Sina’daki Çok uluslu Kuvvetler ve Gözlemciler’in çalışmalarının kutlama ve törenlerinden bir kare (Çok uluslu Kuvvetler ve Gözlemciler resmi web sayfası)
Sina’daki Çok uluslu Kuvvetler ve Gözlemciler’in çalışmalarının kutlama ve törenlerinden bir kare (Çok uluslu Kuvvetler ve Gözlemciler resmi web sayfası)

ABD Başkanı Joe Biden dün Suudi Arabistan’daki yetkililerle birlikte “ABD kuvvetleri de dahil olmak üzere uluslararası barışı koruma güçlerinin Tiran ve Sanafir adalarından çekilmesini” gerektiren bir anlaşmaya varıldığını duyurdu.
Biden’ın açıklaması çok uluslu güçlerin Ortadoğu’daki hayati ve stratejik görevlerine bir kez daha ışık tutarken, aynı zamanda söz konusu anlaşmanın ne anlama geldiği, yerel ve bölgesel olarak yansımalarının neler olduğuna ilişkin soruları da gündeme getirdi.
Tiran ve Sanafir adalarındaki uluslararası güçlerin varlığının nedenlerini anlamak için 1979’da ABD himayesinde imzalanan Mısır-İsrail barış anlaşmasının maddelerine bakmak gerekiyor.

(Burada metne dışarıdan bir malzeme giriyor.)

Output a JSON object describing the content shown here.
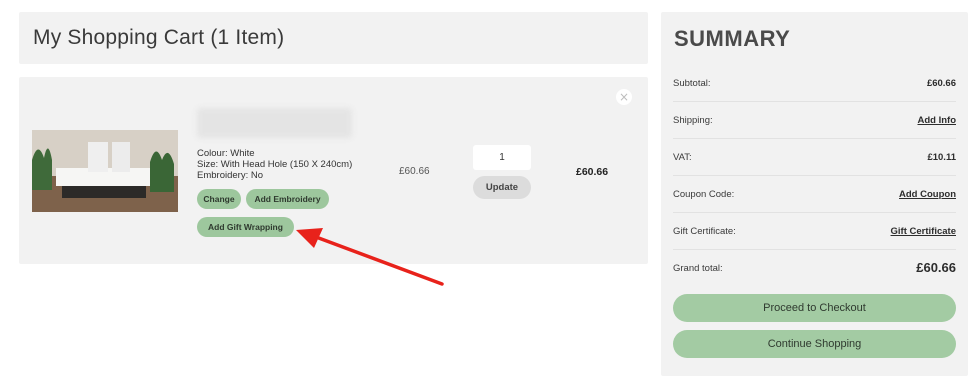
{
  "cart": {
    "title": "My Shopping Cart (1 Item)",
    "remove_icon": "×",
    "item": {
      "options": [
        "Colour: White",
        "Size: With Head Hole (150 X 240cm)",
        "Embroidery: No"
      ],
      "buttons": {
        "change": "Change",
        "add_embroidery": "Add Embroidery",
        "add_gift_wrapping": "Add Gift Wrapping"
      },
      "unit_price": "£60.66",
      "quantity": "1",
      "update_label": "Update",
      "row_total": "£60.66"
    }
  },
  "summary": {
    "title": "SUMMARY",
    "rows": [
      {
        "label": "Subtotal:",
        "value": "£60.66"
      },
      {
        "label": "Shipping:",
        "value": "Add Info"
      },
      {
        "label": "VAT:",
        "value": "£10.11"
      },
      {
        "label": "Coupon Code:",
        "value": "Add Coupon"
      },
      {
        "label": "Gift Certificate:",
        "value": "Gift Certificate"
      },
      {
        "label": "Grand total:",
        "value": "£60.66"
      }
    ],
    "checkout_label": "Proceed to Checkout",
    "continue_label": "Continue Shopping"
  },
  "colors": {
    "panel": "#f2f2f2",
    "accent_green": "#a3cba3",
    "annotation_red": "#e8221b"
  }
}
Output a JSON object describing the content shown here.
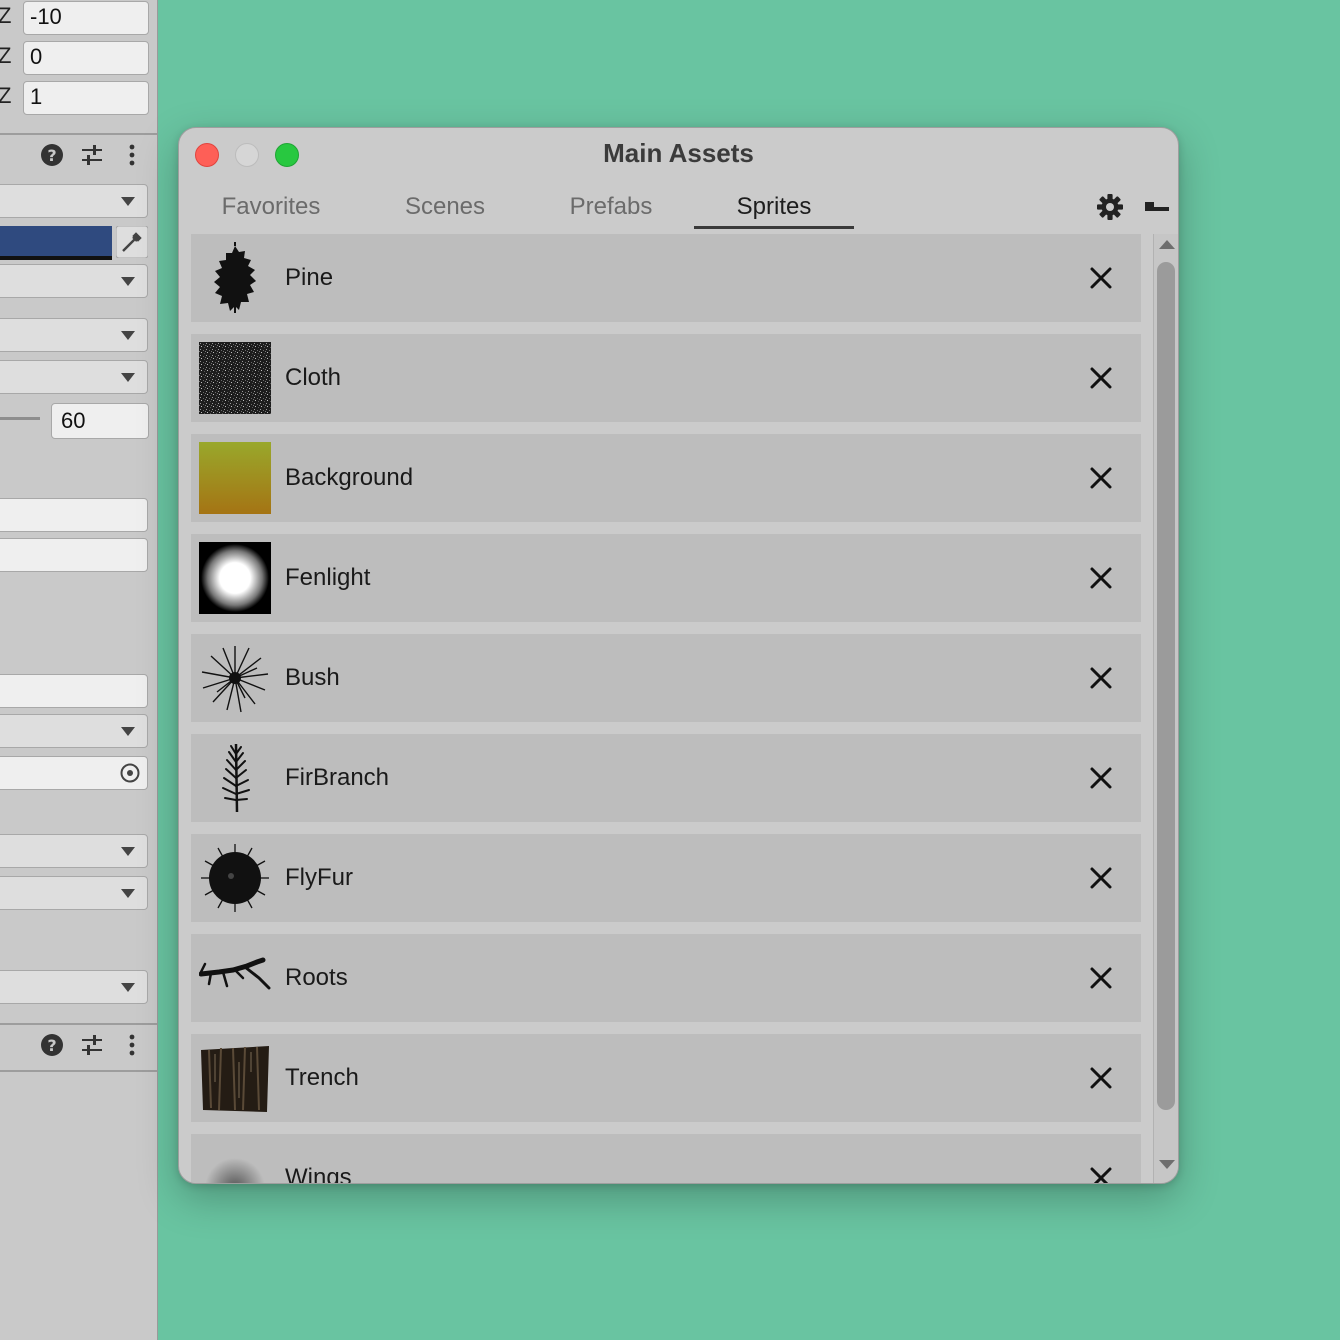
{
  "inspector": {
    "axis_label": "Z",
    "field_values": [
      "-10",
      "0",
      "1"
    ],
    "slider_value": "60",
    "color_swatch": "#2f4a7f"
  },
  "window": {
    "title": "Main Assets",
    "tabs": [
      {
        "label": "Favorites",
        "active": false
      },
      {
        "label": "Scenes",
        "active": false
      },
      {
        "label": "Prefabs",
        "active": false
      },
      {
        "label": "Sprites",
        "active": true
      }
    ]
  },
  "assets": [
    {
      "name": "Pine",
      "thumbnail": "pinecone-icon"
    },
    {
      "name": "Cloth",
      "thumbnail": "cloth-noise-texture"
    },
    {
      "name": "Background",
      "thumbnail": "olive-gradient-texture"
    },
    {
      "name": "Fenlight",
      "thumbnail": "soft-light-texture"
    },
    {
      "name": "Bush",
      "thumbnail": "bush-icon"
    },
    {
      "name": "FirBranch",
      "thumbnail": "fir-branch-icon"
    },
    {
      "name": "FlyFur",
      "thumbnail": "fur-ball-icon"
    },
    {
      "name": "Roots",
      "thumbnail": "roots-icon"
    },
    {
      "name": "Trench",
      "thumbnail": "bark-texture"
    },
    {
      "name": "Wings",
      "thumbnail": "wings-texture"
    }
  ],
  "colors": {
    "desktop": "#69c4a1",
    "close": "#fe5f57",
    "minimize_disabled": "#d6d6d6",
    "zoom": "#28c840"
  }
}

Anlaşmanın ardından adalarda ‘çok uluslu bir güç’ konuşlandırılmasına karar verilmişti.
Çok uluslu Kuvvetler ve Gözlemciler’in resmi internet sitesine göre, Sina’da Birleşmiş Milletler’e bağlı barış gücü konuşlandırmak için Birleşşmiş Milletler Güvenlik Konseyi onayının alınamaması sebebiyle, anlaşmanın tarafları 1981’de BM Barış Gücü’ne alternatif olarak çok uluslu bir kuvvet kurulmasına yönelik bir protokolü müzakere etti.

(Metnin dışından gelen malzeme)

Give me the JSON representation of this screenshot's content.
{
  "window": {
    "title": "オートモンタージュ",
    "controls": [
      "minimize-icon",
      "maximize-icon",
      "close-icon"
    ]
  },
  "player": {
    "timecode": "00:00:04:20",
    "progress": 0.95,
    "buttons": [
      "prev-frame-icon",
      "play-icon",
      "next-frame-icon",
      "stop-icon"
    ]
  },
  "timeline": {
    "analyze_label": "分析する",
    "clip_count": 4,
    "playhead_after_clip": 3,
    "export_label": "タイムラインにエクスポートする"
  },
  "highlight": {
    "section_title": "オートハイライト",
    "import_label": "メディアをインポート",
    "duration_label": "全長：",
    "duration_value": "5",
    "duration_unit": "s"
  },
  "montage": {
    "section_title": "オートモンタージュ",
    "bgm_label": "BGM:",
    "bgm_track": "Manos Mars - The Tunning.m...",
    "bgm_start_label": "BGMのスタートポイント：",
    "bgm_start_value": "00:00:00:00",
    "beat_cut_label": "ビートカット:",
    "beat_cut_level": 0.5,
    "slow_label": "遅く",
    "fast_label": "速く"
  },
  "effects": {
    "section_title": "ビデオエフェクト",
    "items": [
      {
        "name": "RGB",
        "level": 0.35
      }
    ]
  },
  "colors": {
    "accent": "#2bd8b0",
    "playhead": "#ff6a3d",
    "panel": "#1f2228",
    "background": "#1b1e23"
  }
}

Aynı internet sitesinde yayınlanan bir bölüme göre, söz konusu güçlerin Mısır, İsrail ve uluslararası temas noktalarında genel merkezi ve idari ofisleri bulunuyor ayrıca hazırlanan protokolde kuvvetlerin “Tiran Boğazı boyunca deniz seyrüsefer özgürlüğünü” sağlamaya 8 No’lu madde de bulunuyor.
Mısır ve Suudi Arabistan, 2016’da bir anlaşma imzaladı. 2017 yılında Mısır resmi olarak, iki ülke arasındaki resmi sınırları tanımlayan bir belge yayınladı. Belgeye göre, Kızıldeniz’deki Tiran ve Sanafir adalarının egemenliği Suudi Arabistan’a devredildi.

Çok uluslu güçlerin çalışma protokolü, eylem mekanizmasını tanımlıyor. Protokol “Çok uluslu güçleri yönetmekten sorumlu bir Genel Müdür’ün atanmasını, çok uluslu kuvvetin diğer kaynaklarca karşılanmayan masraflarının antlaşma tarafları tarafından eşit olarak üstlenilmesini” içeriyor. Aynı zamanda, anlaşma taraflarının çok uluslu gücün kurmasına yardımcı olma konusunda önemli rol oynayan ABD ve gözlemciler resmi olarak yıllık eylem giderlerinin üçte birini sağlamayı taahhüt ettiklerine de yer verildi.
Mısır, İsrail ve ABD tarafından sağlanan eşit finansmanın yanı sıra, çok uluslu güçler şu anda Finlandiya, Almanya, Japonya, Hollanda, Norveç, Kore Cumhuriyeti, İsveç, İsviçre, Birleşik Krallık hükümetlerinden katkı alıyor.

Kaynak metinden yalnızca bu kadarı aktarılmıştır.